Radiolytic evaluation of select sulfur chlorides (S2Cl2 and SOCl2) for advanced low temperature chlorination of zirconium-based used nuclear fuel cladding

Abstract

New sulfur chloride compounds—sulfur monochloride (S2Cl2) and thionyl chloride (SOCl2)—have been proposed as alternative chlorinating agents for the chemical decladding of zirconium-based used nuclear fuel cladding materials. However, the radiation stability of these compounds has not been thoroughly evaluated, despite envisioned process conditions involving intense, multi-component radiation fields. Knowledge of the radiation chemistry of these sulfur chlorides is essential for the development and optimization of alternative chlorination technologies. To this end, we present preliminary findings on the gamma radiolysis of neat S2Cl2 and SOCl2 at ambient temperature up to ∼ 34 MGy. In this study, Raman spectroscopy and density functional theory calculations were used to identify the Raman-active degradation products from S2Cl2 and SOCl2 radiolysis. Both sulfur chloride compounds exhibited significant radiation resistance, with respect to changes in the Raman signatures of the parent compounds and the ingrowth of Raman-active degradation products. For S2Cl2, molecular chlorine (Cl2) was directly identified as the predominant degradation product, which was completely consumed at higher absorbed doses (> 9 MGy).
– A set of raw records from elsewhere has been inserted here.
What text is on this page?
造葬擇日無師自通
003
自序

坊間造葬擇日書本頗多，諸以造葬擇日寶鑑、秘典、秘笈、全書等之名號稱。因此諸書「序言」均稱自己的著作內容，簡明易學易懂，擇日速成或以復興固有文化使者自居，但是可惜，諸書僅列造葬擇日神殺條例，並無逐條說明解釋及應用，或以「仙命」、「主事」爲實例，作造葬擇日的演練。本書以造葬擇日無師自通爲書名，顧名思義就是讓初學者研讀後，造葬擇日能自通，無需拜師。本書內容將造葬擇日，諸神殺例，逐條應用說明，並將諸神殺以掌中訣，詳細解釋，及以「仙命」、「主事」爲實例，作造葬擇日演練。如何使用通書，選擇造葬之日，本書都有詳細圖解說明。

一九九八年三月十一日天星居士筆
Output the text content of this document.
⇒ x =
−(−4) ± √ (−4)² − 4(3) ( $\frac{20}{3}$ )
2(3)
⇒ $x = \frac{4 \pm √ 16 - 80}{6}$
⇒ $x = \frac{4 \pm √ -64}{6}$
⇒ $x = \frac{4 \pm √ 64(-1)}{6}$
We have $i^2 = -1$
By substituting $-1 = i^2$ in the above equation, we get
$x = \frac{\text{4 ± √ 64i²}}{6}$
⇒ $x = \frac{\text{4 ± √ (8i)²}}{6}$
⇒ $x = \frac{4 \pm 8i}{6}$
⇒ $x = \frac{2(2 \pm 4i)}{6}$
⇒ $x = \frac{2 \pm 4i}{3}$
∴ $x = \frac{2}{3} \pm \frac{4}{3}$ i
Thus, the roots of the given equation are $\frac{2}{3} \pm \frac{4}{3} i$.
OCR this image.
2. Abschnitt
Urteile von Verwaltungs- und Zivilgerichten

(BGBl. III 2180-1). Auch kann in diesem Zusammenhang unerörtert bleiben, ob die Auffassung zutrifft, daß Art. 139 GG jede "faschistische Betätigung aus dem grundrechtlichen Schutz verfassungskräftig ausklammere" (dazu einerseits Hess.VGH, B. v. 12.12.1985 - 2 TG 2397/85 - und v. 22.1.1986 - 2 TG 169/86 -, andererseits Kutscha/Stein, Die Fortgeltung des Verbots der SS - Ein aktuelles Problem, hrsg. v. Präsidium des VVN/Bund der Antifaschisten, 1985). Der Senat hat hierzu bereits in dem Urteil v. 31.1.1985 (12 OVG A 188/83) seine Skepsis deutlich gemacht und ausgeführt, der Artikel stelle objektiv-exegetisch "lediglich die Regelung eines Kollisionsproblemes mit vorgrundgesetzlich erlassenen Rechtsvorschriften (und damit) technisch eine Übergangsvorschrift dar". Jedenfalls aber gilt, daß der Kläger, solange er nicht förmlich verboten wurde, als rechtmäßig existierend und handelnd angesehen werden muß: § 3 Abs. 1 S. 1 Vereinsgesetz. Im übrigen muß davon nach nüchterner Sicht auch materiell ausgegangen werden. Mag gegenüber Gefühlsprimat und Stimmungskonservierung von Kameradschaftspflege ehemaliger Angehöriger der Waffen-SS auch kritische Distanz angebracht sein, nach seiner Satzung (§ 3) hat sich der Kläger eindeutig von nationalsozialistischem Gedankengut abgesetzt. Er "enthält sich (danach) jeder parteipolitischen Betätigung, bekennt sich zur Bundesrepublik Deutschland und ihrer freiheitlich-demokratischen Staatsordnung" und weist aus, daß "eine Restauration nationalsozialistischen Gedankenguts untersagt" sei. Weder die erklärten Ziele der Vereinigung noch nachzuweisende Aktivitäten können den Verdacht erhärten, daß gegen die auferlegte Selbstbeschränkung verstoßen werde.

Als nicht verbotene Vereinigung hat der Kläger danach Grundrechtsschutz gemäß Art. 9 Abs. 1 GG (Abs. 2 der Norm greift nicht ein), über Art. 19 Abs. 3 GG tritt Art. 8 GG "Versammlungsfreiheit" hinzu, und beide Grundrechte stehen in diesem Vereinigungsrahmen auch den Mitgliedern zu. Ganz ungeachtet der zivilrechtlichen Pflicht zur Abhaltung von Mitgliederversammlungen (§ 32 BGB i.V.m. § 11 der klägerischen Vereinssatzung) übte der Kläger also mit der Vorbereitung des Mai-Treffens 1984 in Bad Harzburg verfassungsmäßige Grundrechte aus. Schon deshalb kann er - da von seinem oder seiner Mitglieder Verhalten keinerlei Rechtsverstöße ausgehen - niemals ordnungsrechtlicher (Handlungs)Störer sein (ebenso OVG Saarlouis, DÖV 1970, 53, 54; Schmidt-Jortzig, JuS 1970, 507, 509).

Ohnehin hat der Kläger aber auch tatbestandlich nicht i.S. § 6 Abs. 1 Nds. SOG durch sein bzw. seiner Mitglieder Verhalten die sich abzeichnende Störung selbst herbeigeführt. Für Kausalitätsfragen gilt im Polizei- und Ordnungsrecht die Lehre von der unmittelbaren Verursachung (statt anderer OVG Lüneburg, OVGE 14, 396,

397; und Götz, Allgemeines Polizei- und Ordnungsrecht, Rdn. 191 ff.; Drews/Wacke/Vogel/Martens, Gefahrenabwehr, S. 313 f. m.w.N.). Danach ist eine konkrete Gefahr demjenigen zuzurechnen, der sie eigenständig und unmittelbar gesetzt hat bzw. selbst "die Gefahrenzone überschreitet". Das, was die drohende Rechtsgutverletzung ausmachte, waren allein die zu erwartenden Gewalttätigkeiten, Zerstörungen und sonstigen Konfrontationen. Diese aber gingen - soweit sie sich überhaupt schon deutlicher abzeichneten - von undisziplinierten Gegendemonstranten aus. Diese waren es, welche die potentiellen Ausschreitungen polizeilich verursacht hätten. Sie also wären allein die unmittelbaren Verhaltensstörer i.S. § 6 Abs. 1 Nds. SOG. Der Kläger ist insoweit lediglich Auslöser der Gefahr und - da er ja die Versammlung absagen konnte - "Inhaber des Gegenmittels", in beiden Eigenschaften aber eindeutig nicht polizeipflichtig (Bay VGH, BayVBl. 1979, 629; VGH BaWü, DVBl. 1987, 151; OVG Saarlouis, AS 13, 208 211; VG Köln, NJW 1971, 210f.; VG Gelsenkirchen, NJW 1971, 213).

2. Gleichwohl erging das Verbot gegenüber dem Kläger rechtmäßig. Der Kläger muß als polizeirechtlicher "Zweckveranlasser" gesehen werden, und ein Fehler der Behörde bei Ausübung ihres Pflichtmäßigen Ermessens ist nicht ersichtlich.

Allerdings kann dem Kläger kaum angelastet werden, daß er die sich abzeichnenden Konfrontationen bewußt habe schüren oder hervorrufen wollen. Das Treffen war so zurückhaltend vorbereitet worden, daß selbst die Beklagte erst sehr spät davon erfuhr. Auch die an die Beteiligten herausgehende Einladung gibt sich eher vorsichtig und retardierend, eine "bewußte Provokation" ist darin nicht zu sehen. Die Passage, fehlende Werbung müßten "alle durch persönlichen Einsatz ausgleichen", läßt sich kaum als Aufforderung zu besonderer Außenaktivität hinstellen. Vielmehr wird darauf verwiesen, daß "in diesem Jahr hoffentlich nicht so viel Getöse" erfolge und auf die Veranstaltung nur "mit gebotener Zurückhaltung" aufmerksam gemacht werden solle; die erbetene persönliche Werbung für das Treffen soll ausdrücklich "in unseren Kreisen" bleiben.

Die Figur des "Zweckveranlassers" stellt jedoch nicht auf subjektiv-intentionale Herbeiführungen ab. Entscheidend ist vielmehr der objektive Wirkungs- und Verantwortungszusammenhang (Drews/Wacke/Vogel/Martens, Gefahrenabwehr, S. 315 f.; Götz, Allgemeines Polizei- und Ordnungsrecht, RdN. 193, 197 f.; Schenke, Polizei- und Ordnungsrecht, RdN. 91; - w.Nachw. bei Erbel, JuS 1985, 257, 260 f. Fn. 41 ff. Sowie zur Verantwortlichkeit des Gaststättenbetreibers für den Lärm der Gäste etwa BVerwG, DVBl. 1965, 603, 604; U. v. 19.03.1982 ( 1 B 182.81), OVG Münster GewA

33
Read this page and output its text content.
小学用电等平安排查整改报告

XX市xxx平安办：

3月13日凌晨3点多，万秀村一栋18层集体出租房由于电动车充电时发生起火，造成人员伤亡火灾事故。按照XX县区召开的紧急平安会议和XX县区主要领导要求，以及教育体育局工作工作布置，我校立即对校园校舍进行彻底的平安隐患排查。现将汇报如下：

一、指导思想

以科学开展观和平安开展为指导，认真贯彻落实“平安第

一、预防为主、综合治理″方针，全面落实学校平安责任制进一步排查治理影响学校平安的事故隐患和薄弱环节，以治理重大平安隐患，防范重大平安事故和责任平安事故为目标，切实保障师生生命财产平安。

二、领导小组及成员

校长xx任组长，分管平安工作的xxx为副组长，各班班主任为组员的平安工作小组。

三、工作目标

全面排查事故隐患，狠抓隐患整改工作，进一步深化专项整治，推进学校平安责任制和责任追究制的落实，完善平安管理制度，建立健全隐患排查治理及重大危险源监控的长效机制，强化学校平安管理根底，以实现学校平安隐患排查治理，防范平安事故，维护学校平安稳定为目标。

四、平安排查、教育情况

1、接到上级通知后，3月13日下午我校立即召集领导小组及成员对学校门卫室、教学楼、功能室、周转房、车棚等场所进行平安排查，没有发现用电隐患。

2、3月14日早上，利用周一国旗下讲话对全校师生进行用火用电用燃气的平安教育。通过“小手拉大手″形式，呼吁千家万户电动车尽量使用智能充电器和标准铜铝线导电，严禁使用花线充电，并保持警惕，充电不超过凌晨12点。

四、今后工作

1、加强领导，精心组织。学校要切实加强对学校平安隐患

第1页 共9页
Similarly, the main degradation product from SOCl2 radiolysis was also Cl2, although in this system it continued to grow in with dose over the entire dose range. An “SO” containing degradation product(s) was also identified as a compliment to Cl2. Overall, the perceived radiation resistance of these sulfur chloride compounds makes them suitable for inclusion in a used nuclear fuel chemical decladding process, especially as radiolytically formed Cl2 can be used to reform the parent compounds, thereby increasing the longevity of the solvents used.